KNCB-FM
- Vivian, Louisiana; United States;
- Broadcast area: North Caddo Parish
- Frequency: 105.3 MHz
- Branding: Hot Country 105.3

Programming
- Language: English
- Format: Country

Ownership
- Owner: E Radio Network, LLC
- Sister stations: KNCB

History
- Call sign meaning: K North Caddo Broadcasting Company (former owner)

Technical information
- Licensing authority: FCC
- Facility ID: 49155
- Class: A
- ERP: 3,200 watts
- HAAT: 137 meters (449 ft)
- Transmitter coordinates: 32°55′54″N 93°54′23″W﻿ / ﻿32.9317°N 93.9063°W

Links
- Public license information: Public file; LMS;

= KNCB-FM =

KNCB-FM (105.3 MHz, "Hot Country 105.3") is an American radio station licensed to Vivian, Louisiana. The station broadcasting a country music format. The station is serving in the Shreveport-Bossier City metropolitan area. The station is owned by E Radio Network, LLC. The station studio and transmitter is located in North Vivian.

==History==
KNCB-FM received its construction permit for 95.7 in 1990. The CP was extended multiple times in the 90s, with the station being moved to 105.3; it received its license to cover in 1997.
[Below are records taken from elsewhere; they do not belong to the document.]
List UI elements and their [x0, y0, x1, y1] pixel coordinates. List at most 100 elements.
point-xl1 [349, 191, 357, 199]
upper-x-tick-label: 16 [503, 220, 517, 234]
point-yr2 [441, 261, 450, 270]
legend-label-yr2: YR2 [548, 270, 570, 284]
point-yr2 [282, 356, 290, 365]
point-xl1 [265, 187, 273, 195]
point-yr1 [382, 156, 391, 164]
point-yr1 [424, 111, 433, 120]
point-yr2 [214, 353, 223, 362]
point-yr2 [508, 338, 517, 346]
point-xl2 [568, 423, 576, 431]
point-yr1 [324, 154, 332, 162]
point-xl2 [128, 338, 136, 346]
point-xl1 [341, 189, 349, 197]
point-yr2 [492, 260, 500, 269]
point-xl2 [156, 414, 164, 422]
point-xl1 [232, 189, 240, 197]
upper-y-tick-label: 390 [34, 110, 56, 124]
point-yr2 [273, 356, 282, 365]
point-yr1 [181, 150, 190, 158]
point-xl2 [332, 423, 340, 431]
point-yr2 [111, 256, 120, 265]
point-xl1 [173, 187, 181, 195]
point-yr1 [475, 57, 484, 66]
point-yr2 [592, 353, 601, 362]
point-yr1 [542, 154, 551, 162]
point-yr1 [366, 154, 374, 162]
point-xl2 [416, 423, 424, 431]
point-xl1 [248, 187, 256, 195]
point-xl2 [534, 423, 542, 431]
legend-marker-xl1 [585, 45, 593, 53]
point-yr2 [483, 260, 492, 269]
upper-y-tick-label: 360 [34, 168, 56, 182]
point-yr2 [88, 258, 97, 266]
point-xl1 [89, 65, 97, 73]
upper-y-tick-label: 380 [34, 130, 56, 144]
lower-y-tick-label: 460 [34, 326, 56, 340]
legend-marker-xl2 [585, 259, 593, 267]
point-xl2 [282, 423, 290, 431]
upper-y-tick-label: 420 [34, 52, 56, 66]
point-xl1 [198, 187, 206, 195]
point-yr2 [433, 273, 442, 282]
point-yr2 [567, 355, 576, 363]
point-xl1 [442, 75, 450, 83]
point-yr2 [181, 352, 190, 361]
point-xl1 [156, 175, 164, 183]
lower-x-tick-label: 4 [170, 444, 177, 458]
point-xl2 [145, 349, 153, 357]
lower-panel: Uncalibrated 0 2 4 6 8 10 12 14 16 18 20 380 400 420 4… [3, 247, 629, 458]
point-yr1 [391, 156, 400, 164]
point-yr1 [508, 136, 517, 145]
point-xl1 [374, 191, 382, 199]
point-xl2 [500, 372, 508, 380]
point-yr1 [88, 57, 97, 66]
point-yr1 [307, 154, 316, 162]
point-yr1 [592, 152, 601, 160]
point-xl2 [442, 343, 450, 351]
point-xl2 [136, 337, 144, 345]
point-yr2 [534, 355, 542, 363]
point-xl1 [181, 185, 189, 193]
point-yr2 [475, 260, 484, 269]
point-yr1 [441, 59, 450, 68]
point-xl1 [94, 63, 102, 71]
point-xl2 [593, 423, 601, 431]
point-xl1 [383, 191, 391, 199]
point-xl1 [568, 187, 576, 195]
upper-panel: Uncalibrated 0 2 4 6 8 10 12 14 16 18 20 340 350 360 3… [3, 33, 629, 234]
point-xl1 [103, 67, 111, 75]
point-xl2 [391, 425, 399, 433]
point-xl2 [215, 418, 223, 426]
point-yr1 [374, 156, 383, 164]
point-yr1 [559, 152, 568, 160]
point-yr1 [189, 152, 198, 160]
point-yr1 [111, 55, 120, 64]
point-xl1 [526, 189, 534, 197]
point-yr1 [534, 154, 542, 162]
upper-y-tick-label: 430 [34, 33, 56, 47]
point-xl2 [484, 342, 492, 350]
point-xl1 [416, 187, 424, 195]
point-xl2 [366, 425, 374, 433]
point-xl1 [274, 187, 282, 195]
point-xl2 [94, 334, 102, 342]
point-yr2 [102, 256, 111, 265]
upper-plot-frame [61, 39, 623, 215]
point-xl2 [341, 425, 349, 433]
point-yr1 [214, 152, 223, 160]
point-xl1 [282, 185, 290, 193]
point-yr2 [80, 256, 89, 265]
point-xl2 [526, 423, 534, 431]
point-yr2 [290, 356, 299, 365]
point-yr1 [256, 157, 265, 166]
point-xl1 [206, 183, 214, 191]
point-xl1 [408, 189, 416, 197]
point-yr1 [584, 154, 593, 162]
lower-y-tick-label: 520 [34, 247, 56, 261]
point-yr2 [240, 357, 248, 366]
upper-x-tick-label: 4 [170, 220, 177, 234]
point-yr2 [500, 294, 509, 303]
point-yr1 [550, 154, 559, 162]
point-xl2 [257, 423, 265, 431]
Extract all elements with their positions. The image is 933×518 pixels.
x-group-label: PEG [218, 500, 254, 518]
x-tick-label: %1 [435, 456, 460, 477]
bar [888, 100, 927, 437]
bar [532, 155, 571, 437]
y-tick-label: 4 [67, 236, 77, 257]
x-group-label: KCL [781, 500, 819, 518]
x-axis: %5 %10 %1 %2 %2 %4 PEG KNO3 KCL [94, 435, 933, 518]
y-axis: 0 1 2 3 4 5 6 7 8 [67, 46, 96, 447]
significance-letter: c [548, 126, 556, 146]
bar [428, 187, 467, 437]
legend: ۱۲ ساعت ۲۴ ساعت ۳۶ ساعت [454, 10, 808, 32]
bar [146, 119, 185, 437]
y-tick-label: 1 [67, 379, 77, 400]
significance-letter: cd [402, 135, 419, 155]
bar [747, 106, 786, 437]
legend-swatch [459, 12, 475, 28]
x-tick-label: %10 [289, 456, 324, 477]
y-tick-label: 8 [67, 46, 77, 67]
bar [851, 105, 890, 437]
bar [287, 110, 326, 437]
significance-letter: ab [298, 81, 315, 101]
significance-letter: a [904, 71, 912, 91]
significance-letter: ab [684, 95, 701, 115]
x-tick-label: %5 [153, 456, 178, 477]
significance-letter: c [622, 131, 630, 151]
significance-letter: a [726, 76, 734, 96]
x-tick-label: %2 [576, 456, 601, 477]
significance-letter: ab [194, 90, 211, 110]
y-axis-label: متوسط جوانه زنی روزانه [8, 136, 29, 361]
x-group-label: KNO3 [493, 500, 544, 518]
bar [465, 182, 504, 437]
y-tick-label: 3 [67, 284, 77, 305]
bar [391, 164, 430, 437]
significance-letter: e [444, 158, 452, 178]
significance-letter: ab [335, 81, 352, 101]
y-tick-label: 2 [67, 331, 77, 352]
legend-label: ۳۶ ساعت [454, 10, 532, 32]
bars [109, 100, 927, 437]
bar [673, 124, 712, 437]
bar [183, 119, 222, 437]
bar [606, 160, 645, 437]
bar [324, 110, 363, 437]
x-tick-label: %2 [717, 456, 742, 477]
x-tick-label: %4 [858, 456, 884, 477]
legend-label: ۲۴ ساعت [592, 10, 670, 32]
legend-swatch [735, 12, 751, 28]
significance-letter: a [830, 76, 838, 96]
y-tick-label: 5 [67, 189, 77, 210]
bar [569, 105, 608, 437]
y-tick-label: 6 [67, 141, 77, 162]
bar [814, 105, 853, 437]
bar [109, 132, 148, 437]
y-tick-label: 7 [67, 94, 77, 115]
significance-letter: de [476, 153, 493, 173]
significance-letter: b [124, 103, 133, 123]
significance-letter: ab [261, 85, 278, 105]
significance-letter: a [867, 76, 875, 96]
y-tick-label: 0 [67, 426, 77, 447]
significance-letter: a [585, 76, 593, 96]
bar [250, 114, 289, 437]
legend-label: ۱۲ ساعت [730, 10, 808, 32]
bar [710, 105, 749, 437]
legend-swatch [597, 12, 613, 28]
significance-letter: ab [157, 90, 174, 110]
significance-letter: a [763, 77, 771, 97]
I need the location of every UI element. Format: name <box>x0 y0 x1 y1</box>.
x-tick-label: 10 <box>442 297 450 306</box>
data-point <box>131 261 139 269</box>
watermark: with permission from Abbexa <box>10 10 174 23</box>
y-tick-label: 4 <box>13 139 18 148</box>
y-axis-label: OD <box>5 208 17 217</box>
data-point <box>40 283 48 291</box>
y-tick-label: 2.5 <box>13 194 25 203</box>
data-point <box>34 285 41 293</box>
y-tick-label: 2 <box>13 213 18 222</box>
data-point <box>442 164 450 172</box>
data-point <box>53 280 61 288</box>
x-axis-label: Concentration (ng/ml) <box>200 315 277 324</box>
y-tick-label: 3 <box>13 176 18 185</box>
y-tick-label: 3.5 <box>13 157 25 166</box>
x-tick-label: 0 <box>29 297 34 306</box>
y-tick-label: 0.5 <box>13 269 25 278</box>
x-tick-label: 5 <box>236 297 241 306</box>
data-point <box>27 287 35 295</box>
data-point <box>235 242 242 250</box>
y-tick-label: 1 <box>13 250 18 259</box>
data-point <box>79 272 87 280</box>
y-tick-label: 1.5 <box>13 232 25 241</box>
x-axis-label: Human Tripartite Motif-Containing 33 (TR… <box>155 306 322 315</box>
In 2012, the station was transferred to Gloria Dowd Herring and Ronald Dowd as co-administrators of Collins's estate. During this time, the KNCB stations encountered serious financial problems and temporarily went silent in order to avoid incurring further losses. In 2014, the KNCB stations were sold to MLS Broadcasting, a business of the Delgiorno family.